McGregor’s aforementioned loss to Nate Diaz this past March, for which Diaz was a replacement on two weeks’ notice, drew 1.5 million PPV buys.
We all remember that whole Mayweather, Pacquiao thing right? While I do understand the disappointment surrounding the simple reflection behind that bomb of an actual fight, you bought it, and that’s what this is all about.Why should we care? Because you actually do.
Last year Mayweather versus Pacquiao did 4.4 million in PPV buys while generating over $400 million in revenue, both of which were PPV records despite you complaining about the $100 price tag for the event.If Floyd Mayweather wants a semblance of an actual challenge for his 50th fight then he’ll elect to take on Golovkin, Thurman, Kell Brook, Erislandy Lara, or someone in that vein.

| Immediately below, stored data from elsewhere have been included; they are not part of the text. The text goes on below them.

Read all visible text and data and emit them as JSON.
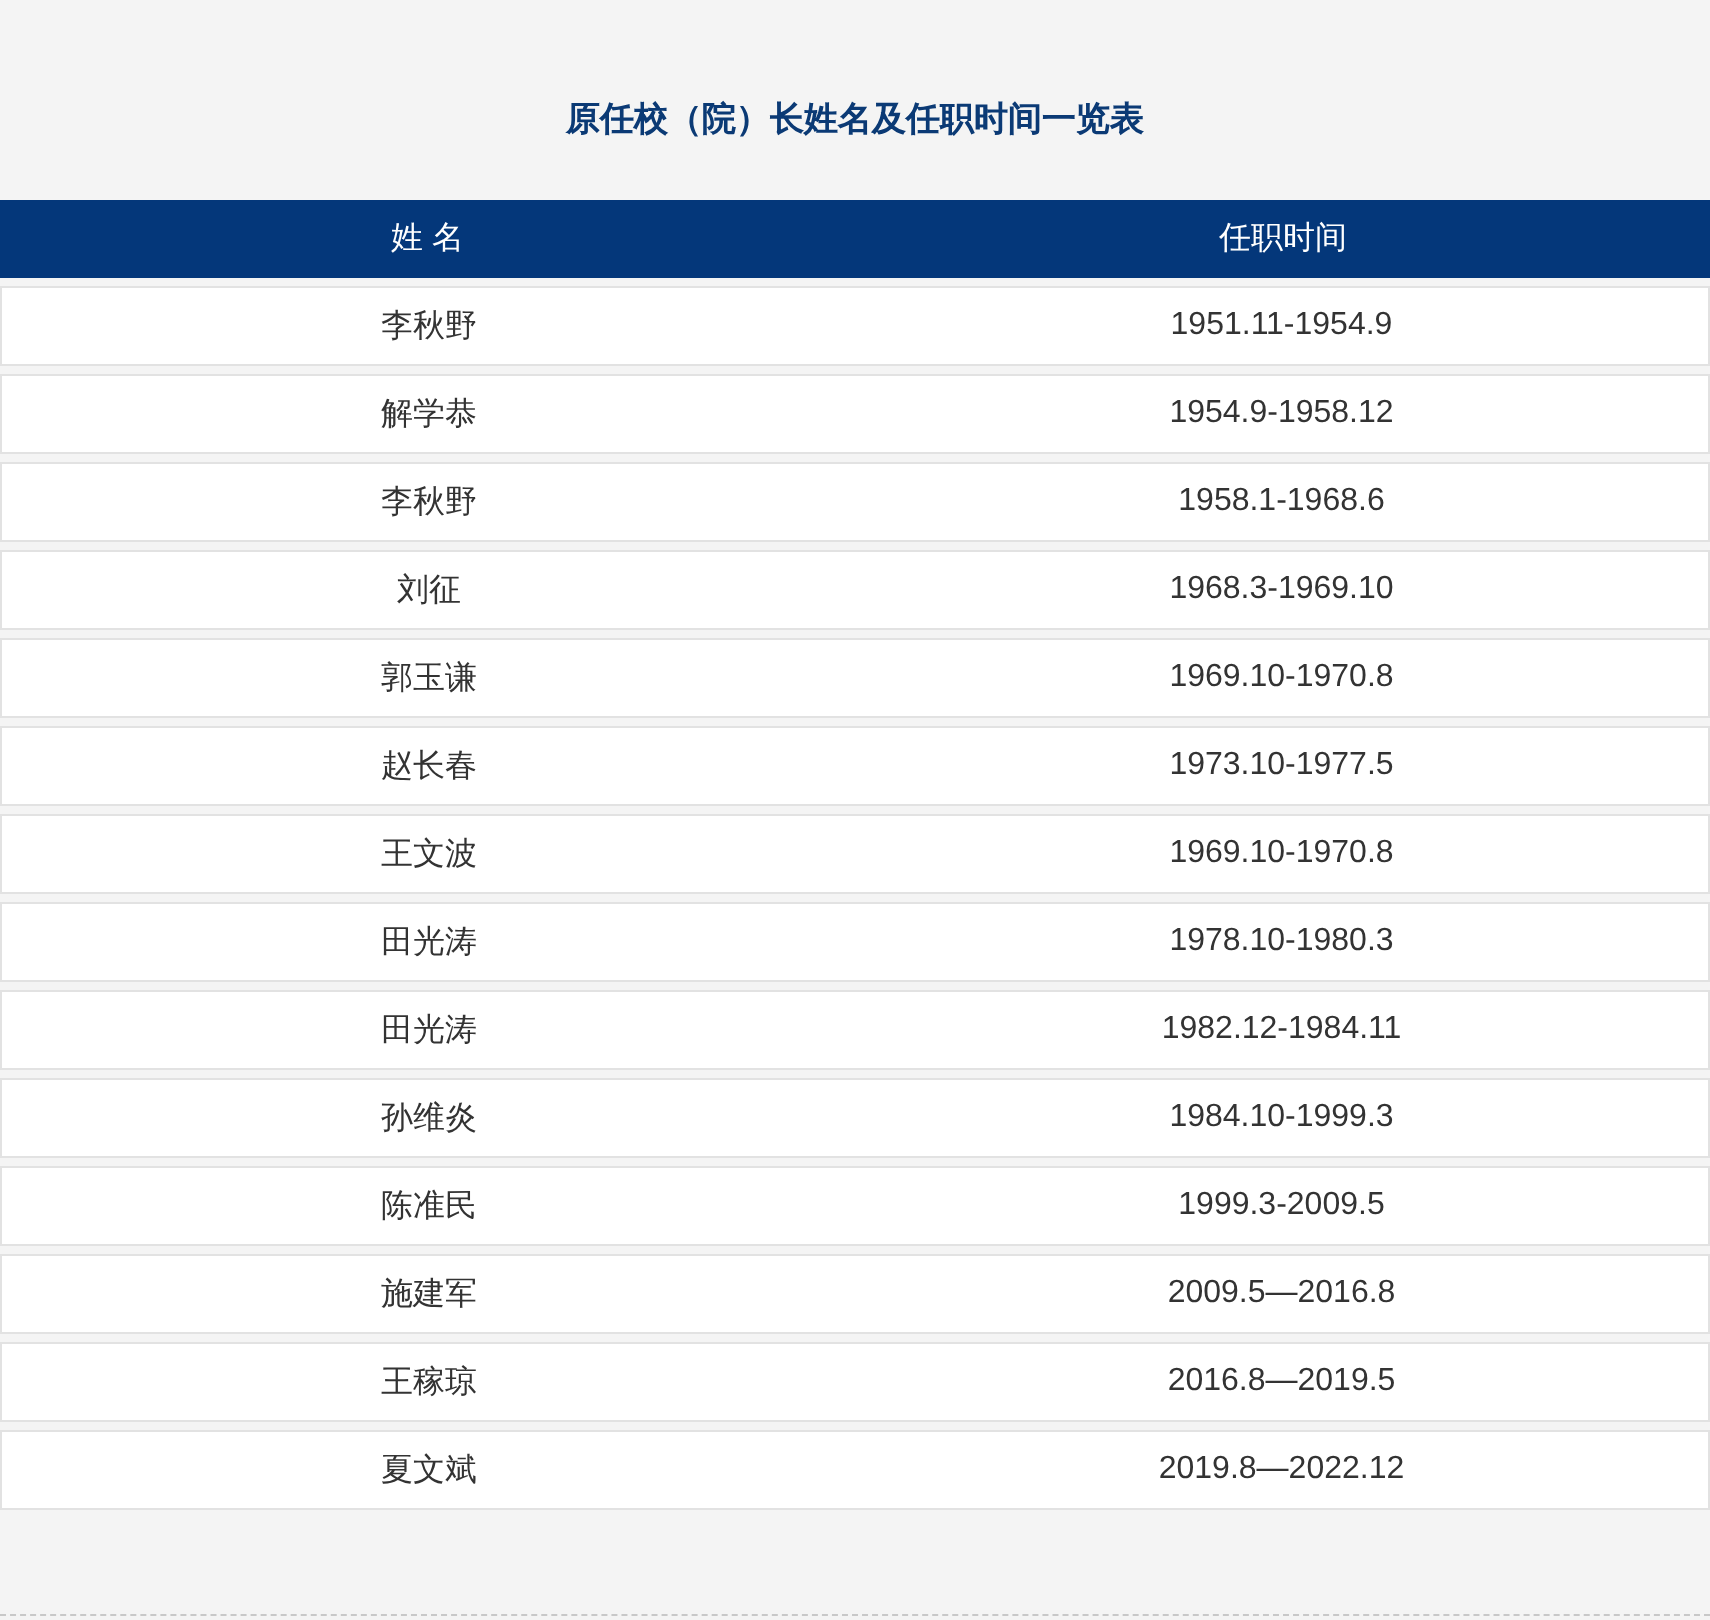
{
  "title": "原任校（院）长姓名及任职时间一览表",
  "table": {
    "columns": [
      "姓 名",
      "任职时间"
    ],
    "rows": [
      [
        "李秋野",
        "1951.11-1954.9"
      ],
      [
        "解学恭",
        "1954.9-1958.12"
      ],
      [
        "李秋野",
        "1958.1-1968.6"
      ],
      [
        "刘征",
        "1968.3-1969.10"
      ],
      [
        "郭玉谦",
        "1969.10-1970.8"
      ],
      [
        "赵长春",
        "1973.10-1977.5"
      ],
      [
        "王文波",
        "1969.10-1970.8"
      ],
      [
        "田光涛",
        "1978.10-1980.3"
      ],
      [
        "田光涛",
        "1982.12-1984.11"
      ],
      [
        "孙维炎",
        "1984.10-1999.3"
      ],
      [
        "陈准民",
        "1999.3-2009.5"
      ],
      [
        "施建军",
        "2009.5—2016.8"
      ],
      [
        "王稼琼",
        "2016.8—2019.5"
      ],
      [
        "夏文斌",
        "2019.8—2022.12"
      ]
    ]
  }
}
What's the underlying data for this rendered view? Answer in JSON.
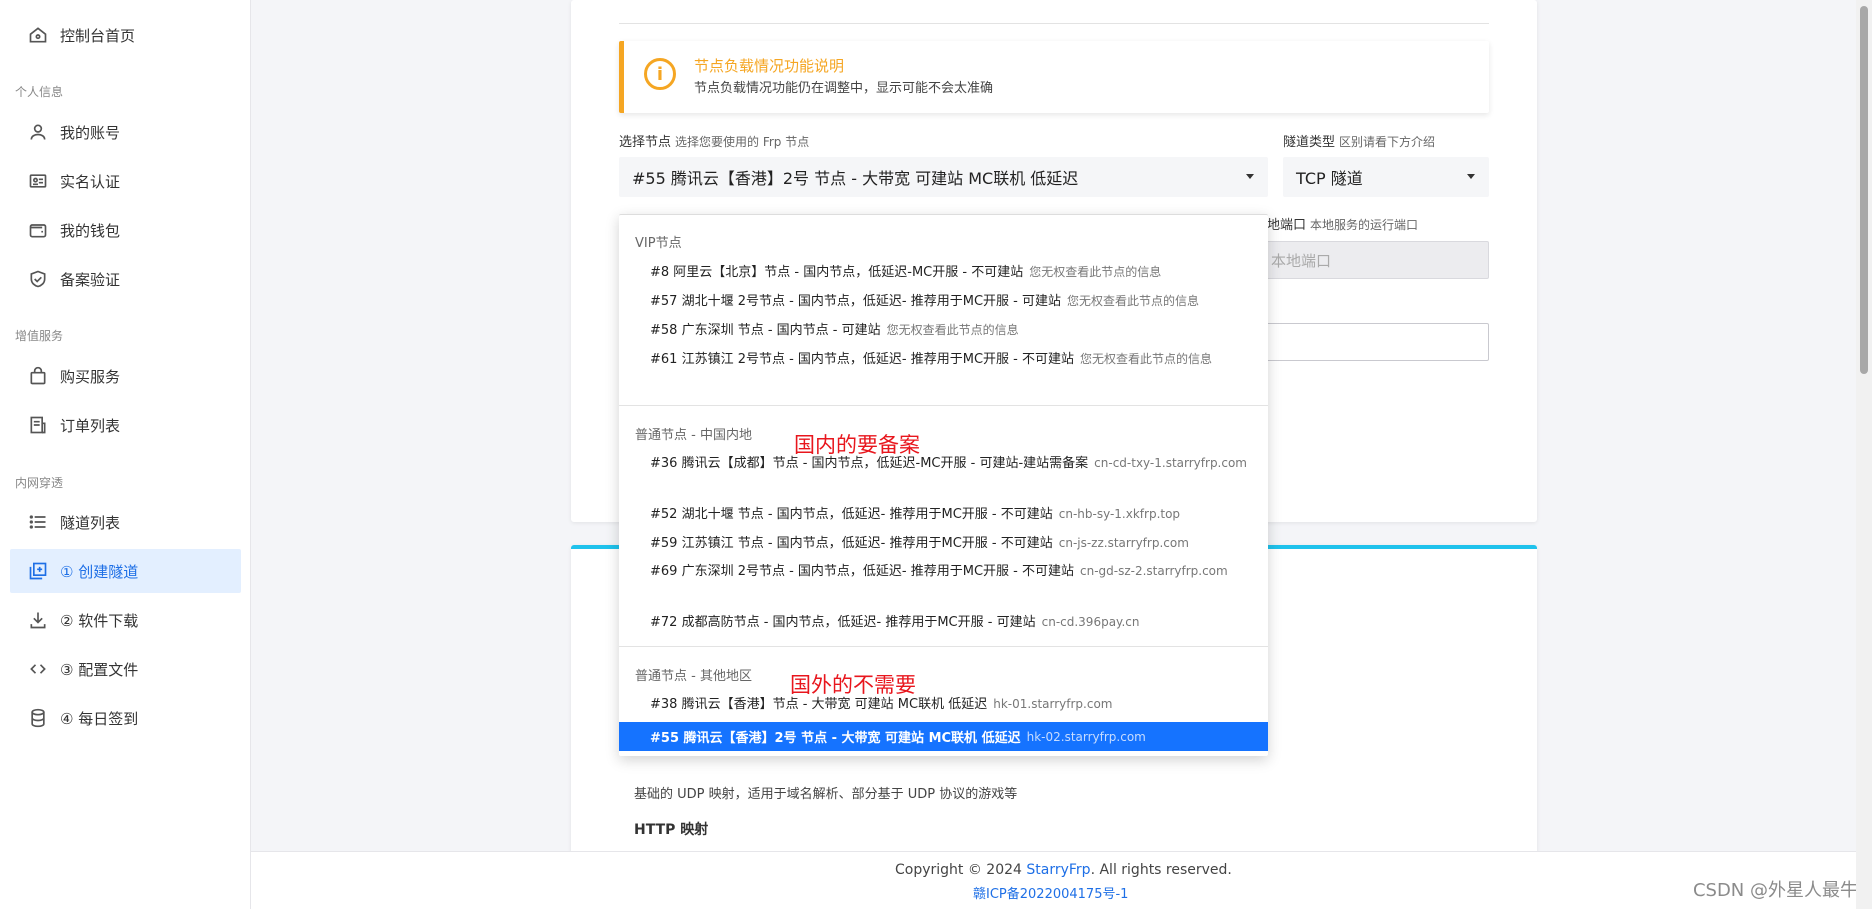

Or perhaps he could just take on McGregor under MMA rules but let’s dispose of that notion immediately.
But in terms of generating money, taking on McGregor is a no-brainer. Oh, and yes it should be $100 as opposed to the standard PPV of $49.99, because the numbers would be insane regardless, and a lot of money would be made.
Under sanctioned and standardized boxing rules, the fight would be boring, but people would not be paying for the actual fight, they want to be a part of the event. They want to be there when it happens because that feeling of inclusion runs to a certain level of importance when discussing enormous events such as a potential Mayweather vs. McGregor fight, because something like this has never been done before.
Mayweather could potentially pitch a shutout, but he doesn’t often because, as we’ve seen against Pacquiao and more recently Andre Berto, the TMT captain just takes off rounds why? Because he can.
McGregor might not even touch him the entire time, but regardless as to whether he does or not is overruled by the fact that this once in a lifetime event could potentially bring in monster numbers. Of those millions that would purchase the PPV, a minority of people, for what it’s worth, would actually tune in with a (foolish) belief that somehow, someway, McGregor could be the one in 49-1.